You are looking at a 94000 dollar bucket truck, over five years with a competitive 6.25% apr, it comes out to roughly 1664.58 a month plus tax...
or you do the lease...
with a 48% residual value, on a 3 year lease... (Note- shorter payment period...) with nothing down and the same apr... your payments are 1331.66 a month. note that you are paying less over a shorter period. In this case it works out, but that is not always the norm. here's the kicker... 
at the end of the lease you have 3 choices: 1) you turn it in with no further obligation. 2) you trade it in for newer and better or 3) you can sell it or buy it for the remainder owed. in this case it would be roughly 48000 owed... but your payments dont change drastically from that 1331.66 a month, so you can still be comfortable. any other questions email me.
james


----------



## trimmmed (Nov 4, 2006)

tree guy 76 said:


> This is my first post. I currently am a General Foreman for a large tree company, but I am looking to start my own business. I called my banker and they want 40% down minimum or said I could lease the equipment. I have never leased before but hear there may be many tax advantages to leasing and also you can finance 100%. I am hoping maybe someone can give me some advice on leasing vs. buying.




Leasing is only better than buying if you don't have the downski, you can get in cheaper but you are paying every month to maintain _someone elses equity_ At the end of a lease you only own the empty payment book. 

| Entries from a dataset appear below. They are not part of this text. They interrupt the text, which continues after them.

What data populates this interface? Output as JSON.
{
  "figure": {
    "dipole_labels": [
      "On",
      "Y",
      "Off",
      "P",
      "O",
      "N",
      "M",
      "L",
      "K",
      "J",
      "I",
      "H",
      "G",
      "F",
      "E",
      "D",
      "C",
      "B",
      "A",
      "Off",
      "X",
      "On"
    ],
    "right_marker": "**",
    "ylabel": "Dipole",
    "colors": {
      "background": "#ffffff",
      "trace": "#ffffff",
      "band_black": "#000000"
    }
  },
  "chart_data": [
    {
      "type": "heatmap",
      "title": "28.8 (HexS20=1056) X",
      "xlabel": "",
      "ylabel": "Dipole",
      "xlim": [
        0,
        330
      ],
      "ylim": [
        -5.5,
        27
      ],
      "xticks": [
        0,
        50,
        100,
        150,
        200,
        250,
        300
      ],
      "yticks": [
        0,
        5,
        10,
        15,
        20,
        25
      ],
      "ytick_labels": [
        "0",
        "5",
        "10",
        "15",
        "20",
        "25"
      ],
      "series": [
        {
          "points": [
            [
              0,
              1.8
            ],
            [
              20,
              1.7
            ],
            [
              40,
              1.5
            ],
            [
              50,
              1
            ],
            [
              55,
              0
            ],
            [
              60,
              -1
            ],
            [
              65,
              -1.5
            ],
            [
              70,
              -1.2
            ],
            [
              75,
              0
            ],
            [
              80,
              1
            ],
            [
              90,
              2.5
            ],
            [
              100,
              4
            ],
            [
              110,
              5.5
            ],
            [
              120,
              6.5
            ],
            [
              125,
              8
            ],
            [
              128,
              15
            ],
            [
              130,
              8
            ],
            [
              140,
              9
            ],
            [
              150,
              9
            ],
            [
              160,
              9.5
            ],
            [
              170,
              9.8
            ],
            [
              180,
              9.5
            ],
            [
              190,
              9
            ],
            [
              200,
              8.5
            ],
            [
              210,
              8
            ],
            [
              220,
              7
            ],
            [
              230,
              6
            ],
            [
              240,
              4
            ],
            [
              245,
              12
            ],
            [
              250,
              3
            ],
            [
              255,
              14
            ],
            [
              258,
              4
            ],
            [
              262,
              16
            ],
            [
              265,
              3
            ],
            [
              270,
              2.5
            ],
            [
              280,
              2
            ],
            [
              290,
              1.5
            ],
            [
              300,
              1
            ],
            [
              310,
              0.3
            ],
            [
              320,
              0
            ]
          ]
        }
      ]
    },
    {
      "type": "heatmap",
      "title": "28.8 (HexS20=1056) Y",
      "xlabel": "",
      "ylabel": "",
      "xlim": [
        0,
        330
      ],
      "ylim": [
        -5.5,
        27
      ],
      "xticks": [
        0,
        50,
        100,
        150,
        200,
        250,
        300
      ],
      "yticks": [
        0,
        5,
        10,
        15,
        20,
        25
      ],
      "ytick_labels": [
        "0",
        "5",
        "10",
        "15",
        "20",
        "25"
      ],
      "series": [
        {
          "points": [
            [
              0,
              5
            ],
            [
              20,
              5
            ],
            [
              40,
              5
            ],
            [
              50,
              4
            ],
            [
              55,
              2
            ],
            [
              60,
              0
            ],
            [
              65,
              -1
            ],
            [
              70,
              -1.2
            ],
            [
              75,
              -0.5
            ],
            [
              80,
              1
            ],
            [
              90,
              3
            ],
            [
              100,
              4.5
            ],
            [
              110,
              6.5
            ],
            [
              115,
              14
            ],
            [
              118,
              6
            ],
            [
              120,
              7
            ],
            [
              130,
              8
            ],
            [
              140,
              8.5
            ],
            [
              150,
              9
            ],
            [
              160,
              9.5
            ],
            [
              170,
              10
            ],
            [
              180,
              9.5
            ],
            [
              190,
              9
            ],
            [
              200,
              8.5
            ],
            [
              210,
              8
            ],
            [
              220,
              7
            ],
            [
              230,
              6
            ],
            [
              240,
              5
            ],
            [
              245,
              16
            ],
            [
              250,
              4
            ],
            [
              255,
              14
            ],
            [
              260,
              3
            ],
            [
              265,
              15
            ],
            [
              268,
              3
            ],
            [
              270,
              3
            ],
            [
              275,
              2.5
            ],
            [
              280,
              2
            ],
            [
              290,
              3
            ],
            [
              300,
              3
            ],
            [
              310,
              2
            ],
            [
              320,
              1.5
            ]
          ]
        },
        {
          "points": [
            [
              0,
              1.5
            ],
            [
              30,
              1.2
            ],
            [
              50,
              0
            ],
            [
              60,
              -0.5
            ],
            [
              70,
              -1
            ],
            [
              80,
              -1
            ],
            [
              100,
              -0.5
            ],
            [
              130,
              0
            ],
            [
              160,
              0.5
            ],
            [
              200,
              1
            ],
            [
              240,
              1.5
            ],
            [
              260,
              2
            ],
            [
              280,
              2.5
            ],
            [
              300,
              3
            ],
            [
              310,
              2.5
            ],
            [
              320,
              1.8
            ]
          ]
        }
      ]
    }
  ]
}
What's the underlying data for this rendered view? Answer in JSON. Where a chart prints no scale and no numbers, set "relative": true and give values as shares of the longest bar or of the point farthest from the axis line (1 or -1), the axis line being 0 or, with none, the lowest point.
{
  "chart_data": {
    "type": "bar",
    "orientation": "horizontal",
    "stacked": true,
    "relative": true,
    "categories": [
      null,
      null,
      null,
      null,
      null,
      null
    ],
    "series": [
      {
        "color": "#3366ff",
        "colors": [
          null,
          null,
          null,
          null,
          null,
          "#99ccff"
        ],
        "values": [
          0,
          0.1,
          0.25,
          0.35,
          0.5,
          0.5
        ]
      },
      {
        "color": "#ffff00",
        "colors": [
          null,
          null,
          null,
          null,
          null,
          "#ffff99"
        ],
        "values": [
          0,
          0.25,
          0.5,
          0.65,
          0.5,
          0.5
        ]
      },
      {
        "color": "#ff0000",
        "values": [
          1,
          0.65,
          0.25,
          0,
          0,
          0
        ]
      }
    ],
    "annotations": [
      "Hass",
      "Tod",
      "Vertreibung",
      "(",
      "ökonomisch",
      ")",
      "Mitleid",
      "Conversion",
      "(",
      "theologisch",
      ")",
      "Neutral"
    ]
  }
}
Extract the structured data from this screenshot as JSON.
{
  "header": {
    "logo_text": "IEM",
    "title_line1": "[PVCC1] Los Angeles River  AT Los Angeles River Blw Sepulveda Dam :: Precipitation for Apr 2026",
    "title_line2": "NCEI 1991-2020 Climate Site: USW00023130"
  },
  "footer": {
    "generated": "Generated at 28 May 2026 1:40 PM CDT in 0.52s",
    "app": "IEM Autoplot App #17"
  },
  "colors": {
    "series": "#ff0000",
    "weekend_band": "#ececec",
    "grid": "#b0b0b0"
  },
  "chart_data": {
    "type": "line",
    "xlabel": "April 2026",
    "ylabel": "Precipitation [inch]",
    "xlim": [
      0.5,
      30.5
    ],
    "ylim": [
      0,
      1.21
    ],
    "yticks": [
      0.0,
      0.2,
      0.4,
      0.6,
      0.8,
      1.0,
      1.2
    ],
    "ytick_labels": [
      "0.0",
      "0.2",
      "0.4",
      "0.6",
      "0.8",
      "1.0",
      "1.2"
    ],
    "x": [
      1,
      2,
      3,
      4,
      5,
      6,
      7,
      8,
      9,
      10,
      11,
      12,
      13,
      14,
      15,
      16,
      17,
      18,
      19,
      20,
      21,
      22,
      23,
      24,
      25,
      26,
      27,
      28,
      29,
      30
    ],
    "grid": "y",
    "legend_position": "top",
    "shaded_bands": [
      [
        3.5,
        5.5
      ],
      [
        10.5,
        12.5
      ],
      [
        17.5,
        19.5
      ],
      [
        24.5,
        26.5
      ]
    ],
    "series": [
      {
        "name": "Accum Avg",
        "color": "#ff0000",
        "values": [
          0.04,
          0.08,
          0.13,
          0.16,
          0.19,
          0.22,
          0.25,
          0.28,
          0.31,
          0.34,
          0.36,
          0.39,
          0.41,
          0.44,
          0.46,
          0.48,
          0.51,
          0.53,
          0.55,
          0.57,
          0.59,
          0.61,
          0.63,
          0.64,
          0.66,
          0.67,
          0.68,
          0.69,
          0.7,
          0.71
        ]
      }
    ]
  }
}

You need to talk to a CPA !!!!!


----------



## trimmmed (Nov 4, 2006)

jnorrie said:


> I just moved 3 months ago from car sales to the tree bus., and leasing is definately the way to go. you are only usually paying for half of the gear (residual value), and in turn your payments are less. for example...
> You are looking at a 94000 dollar bucket truck, over five years with a competitive 6.25% apr, it comes out to roughly 1664.58 a month plus tax...
> or you do the lease...
> with a 48% residual value, on a 3 year lease... (Note- shorter payment period...) with nothing down and the same apr... your payments are 1331.66 a month. note that you are paying less over a shorter period. In this case it works out, but that is not always the norm. here's the kicker...
> ...



Again, if you're gonna be buying a 94,000 dollar truck, you need to talk to an accountant. I am sure as heck not one, but lets look at the example as layed out above.

Let's *assume*, sole proprietor in 30% tax bracket, assume $48000 to be the 3 year value in both cases

*3 year lease*

Your biz deducts........................................$ 47,939.76

Your biz expends.......................................$47,939.76
actual deduct savings................................$14,381.92
..............................................................*-* ____________
net expenditure........................................ ..$ 33,557.84
$$ needed to purchase..............................$ 48,000.00
Net equity in truck........................................$...........0.00
..............................................................*+* __________
Total net expenditure to own......................$ 81,557.84

*3 year purchase*

Your biz deducts........................................$ 67,680.00

Your biz expends.......................................$59.924.00
actual deduct savings ...............................$20,304.00
..............................................................*-* ____________
net expenditure...................................... ...$ 39, 620.00
$$ needed to purchase.............................$ 39, 949.52
Net equity in truck....................................*-* $ 8, 050.48 
..............................................................*+* __________
Total net expenditure to own......................$71,519.00


_*Full Disclosure*_ I only stayed at a Holiday Inn last week, and yes I am sure this is not a 100% example, so talk to your CPA and have him explain it to you..............:biggrinbounce2:


----------